The Croatian Chamber of Agriculture operates under the auspices of the Ministry of Agriculture, which recently withdrew Minister Tolušić's decision on the drastic increase in fees for inspection of imports of fruit and vegetables from Serbia, Bosnia and Herzegovina and other non-EU member states. The Minister has caused a diplomatic scandal, turning the whole region against Croatia, and the government ultimately changed its mind and withdrew the decision.

The Croatian Chamber of Agriculture was not happy with the withdrawal of the Tolušić’s decision. However, the Minister and the HDZ government have now decided to support the Chamber’s request to reintroduce mandatory membership fees, which will mean additional financial obligations for about 60,000 owners of small family farms. The public consultation period for the Law on the Croatian Chamber of Agriculture will end soon, and the law is expected to be passed by the Parliament in September.

“Why are you attacking us when you know that all other chambers, about forty of them, have a mandatory membership. I hope that farmers will not be the only ones eliminated from their rights in relation to other chambers,” said Mato Brlošić, president of the Croatian Chamber of Agriculture.

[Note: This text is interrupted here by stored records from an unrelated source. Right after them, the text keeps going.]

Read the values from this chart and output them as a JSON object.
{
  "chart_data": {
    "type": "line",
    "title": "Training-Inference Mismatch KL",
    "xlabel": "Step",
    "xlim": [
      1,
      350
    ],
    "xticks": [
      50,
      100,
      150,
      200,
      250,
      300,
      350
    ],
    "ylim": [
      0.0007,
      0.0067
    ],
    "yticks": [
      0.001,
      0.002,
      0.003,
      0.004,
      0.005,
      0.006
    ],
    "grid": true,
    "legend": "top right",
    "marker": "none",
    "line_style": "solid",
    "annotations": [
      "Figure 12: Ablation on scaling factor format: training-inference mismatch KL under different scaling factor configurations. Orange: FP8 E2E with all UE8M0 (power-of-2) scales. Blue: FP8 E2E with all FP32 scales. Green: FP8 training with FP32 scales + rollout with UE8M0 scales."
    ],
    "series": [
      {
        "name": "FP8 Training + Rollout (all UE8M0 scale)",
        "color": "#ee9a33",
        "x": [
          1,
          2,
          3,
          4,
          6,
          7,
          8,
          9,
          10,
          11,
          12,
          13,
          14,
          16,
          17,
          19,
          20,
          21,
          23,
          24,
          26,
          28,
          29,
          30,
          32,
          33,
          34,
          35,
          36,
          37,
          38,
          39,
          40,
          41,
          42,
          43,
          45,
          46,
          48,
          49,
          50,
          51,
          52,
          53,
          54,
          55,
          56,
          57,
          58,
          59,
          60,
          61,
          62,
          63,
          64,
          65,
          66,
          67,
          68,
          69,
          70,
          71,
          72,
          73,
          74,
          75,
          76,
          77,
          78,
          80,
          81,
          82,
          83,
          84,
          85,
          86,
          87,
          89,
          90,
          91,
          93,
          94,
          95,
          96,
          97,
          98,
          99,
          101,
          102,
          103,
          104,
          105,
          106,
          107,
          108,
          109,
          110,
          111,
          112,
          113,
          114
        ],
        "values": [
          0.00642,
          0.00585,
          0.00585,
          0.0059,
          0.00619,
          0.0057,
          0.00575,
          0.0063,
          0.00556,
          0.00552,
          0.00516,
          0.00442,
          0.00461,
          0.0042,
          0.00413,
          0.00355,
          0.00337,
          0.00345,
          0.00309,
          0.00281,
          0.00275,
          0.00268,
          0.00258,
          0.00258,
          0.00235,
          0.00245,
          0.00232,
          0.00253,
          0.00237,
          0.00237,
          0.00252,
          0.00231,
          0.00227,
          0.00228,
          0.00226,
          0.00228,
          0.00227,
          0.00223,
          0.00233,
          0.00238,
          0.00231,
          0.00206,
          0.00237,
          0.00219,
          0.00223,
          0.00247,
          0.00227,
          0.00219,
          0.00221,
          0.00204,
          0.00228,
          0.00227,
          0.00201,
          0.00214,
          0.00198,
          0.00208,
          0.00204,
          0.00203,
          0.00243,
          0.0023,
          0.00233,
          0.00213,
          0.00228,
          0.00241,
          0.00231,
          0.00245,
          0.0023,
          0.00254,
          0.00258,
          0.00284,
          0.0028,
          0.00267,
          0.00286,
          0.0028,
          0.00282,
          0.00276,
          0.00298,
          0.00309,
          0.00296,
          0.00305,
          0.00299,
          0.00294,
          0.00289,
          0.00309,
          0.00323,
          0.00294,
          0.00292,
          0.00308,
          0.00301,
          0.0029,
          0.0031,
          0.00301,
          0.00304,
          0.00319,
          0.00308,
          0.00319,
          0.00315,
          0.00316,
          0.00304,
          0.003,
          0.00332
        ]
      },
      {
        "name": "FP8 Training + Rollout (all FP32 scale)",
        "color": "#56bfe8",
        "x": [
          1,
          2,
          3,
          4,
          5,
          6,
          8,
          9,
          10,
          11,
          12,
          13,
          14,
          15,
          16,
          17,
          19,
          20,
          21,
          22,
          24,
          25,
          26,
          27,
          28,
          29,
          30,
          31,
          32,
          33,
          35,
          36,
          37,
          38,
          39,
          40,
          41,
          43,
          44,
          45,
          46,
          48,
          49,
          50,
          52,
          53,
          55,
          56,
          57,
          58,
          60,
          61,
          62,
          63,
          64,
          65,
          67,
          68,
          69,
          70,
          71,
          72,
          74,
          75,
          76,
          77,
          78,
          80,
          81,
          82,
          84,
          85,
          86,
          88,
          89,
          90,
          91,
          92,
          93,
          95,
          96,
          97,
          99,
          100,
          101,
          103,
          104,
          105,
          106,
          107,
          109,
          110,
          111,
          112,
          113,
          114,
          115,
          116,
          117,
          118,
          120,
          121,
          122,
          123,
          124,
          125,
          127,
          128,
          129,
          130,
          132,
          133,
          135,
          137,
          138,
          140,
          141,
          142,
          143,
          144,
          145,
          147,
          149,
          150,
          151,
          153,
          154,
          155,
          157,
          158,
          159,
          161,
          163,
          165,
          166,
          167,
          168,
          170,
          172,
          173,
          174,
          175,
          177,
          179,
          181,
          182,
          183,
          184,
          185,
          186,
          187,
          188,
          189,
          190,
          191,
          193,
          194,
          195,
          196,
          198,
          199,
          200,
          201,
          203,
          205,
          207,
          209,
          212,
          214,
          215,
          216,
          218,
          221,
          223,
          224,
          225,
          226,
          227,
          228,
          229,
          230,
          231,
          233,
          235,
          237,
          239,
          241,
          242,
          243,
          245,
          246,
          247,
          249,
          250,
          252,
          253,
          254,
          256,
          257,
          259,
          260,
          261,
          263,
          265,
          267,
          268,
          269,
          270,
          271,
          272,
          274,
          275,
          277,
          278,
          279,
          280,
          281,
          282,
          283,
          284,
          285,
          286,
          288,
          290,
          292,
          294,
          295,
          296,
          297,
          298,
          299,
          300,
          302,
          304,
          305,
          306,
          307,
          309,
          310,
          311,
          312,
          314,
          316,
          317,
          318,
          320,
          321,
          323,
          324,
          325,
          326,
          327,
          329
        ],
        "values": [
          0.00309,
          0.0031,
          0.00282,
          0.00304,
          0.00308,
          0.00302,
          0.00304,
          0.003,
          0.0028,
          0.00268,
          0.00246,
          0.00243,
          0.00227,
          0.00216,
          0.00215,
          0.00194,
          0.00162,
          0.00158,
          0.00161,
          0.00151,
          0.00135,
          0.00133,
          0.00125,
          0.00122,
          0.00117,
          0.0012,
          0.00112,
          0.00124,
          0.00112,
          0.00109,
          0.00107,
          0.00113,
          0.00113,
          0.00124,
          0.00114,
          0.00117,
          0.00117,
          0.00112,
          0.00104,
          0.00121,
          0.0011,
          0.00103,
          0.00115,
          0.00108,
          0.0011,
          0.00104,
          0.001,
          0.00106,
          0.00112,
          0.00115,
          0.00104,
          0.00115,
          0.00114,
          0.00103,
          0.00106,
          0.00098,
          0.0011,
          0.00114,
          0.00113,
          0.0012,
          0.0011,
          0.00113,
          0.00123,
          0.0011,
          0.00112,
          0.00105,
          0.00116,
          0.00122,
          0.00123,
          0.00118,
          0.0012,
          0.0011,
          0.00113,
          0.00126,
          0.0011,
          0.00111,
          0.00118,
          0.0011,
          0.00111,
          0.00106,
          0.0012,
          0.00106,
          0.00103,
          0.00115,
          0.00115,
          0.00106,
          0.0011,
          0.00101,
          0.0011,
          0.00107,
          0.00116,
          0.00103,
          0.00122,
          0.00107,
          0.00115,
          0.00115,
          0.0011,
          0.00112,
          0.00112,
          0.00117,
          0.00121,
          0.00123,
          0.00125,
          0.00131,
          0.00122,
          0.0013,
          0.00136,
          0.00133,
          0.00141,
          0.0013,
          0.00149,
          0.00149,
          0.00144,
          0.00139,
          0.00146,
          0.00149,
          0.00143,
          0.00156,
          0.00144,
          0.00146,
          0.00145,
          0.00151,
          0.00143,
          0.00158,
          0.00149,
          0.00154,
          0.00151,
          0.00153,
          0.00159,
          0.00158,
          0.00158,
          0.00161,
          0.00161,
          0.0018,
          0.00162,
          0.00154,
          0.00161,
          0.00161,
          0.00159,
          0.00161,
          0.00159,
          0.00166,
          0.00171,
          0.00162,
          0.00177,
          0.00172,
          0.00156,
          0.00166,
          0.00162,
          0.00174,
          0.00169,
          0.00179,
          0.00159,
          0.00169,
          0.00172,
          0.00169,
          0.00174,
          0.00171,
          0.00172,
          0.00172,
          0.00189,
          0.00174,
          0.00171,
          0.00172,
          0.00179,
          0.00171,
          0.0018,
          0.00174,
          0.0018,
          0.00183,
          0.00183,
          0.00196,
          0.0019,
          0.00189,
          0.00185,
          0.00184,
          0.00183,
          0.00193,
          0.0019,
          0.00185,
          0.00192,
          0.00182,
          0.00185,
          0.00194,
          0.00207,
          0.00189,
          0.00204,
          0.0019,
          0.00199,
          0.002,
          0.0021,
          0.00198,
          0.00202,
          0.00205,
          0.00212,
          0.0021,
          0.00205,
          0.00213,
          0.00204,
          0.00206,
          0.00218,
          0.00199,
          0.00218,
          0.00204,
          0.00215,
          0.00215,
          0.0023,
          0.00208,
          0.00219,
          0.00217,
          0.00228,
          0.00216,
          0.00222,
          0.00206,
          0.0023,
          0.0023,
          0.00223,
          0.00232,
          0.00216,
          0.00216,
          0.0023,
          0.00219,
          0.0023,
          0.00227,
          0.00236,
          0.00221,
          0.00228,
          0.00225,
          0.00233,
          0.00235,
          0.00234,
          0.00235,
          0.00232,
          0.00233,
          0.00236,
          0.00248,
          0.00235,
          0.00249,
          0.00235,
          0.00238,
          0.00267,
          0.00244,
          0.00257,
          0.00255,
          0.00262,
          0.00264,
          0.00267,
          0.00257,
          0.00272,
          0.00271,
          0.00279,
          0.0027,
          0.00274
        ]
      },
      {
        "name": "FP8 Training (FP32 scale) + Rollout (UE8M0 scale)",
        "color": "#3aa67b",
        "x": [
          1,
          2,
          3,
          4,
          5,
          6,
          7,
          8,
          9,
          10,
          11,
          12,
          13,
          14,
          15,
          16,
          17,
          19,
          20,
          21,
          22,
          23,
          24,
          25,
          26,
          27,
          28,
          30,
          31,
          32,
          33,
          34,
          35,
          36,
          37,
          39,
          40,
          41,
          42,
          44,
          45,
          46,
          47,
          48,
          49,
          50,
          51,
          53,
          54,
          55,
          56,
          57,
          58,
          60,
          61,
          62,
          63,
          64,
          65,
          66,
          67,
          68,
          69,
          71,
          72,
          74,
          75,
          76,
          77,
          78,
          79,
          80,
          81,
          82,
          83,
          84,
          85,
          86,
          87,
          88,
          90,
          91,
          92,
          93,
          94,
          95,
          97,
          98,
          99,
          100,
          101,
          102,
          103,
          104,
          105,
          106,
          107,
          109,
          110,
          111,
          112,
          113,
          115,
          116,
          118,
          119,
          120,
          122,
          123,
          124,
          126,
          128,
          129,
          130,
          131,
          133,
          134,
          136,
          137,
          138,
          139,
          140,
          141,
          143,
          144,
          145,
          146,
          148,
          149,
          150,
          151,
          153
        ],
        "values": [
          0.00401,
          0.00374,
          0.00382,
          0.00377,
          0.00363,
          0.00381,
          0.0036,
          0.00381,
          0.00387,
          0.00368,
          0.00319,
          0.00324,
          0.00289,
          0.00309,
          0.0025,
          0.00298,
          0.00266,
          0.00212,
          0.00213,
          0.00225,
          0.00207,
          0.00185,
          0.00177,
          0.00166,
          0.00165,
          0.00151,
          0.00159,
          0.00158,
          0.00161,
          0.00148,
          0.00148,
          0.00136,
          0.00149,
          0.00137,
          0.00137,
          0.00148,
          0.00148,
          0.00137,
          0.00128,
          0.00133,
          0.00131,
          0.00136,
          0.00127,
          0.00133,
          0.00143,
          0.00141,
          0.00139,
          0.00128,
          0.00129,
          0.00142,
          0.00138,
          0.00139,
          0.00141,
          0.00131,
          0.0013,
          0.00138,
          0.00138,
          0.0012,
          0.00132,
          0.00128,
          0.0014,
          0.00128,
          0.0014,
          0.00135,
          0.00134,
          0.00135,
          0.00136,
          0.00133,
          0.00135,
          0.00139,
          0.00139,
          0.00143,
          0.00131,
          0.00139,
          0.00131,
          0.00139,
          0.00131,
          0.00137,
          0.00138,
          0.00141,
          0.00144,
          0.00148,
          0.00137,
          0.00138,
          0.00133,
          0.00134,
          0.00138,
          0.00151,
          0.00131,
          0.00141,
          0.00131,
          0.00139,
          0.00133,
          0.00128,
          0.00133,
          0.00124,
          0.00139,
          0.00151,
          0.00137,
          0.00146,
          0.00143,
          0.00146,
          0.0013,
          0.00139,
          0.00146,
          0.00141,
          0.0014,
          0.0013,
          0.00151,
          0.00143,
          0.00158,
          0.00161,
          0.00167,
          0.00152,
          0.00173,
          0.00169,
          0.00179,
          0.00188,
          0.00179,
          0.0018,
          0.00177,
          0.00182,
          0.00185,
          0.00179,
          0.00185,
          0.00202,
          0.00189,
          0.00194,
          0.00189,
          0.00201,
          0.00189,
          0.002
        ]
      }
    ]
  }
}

Asked about the amount of the annual membership fee, Brlošić said that “perhaps there will be no membership fee.” Still, his further statement demonstrated that he actually implied that the benefits which the Chamber might bring to its members would be greater than the membership fee, which will, of course, have to be paid.

“In the first year of the existence of the Chamber, the members were provided incentives in the amount of 1,000 kunas per hectare, an increase from 10 kunas, which means that in just one year an average farmer received incentives enough to membership fees for one hundred years. Since we are now in Europe, we will fight for farmers' interests,” explained Brlošić.

The membership fee will be determined by the Chamber’s Assembly. Interestingly, some family farms owners will have to pay contributions in two different chambers, since thousands of them are registered as tradesmen and artisans and are already paying a membership fee to the Croatian Chamber of Crafts and Trades (HOK). “Our idea was to have only one membership as mandatory, but other chambers protested. Everybody is attacking us, but the HOK has raised contributions in the past, although it is not clear whether they are doing anything regarding the agriculture,” he said.

Asked about the fact that HDZ’s government is now reintroducing a fee which the earlier SDP-led government had abolished, Brlošić commented that SDP had promised to eliminate all obligatory membership fees, but ultimately removed only theirs. At the time, the Croatian Chamber of Agriculture claimed that it received about eight million kunas from membership fees per year.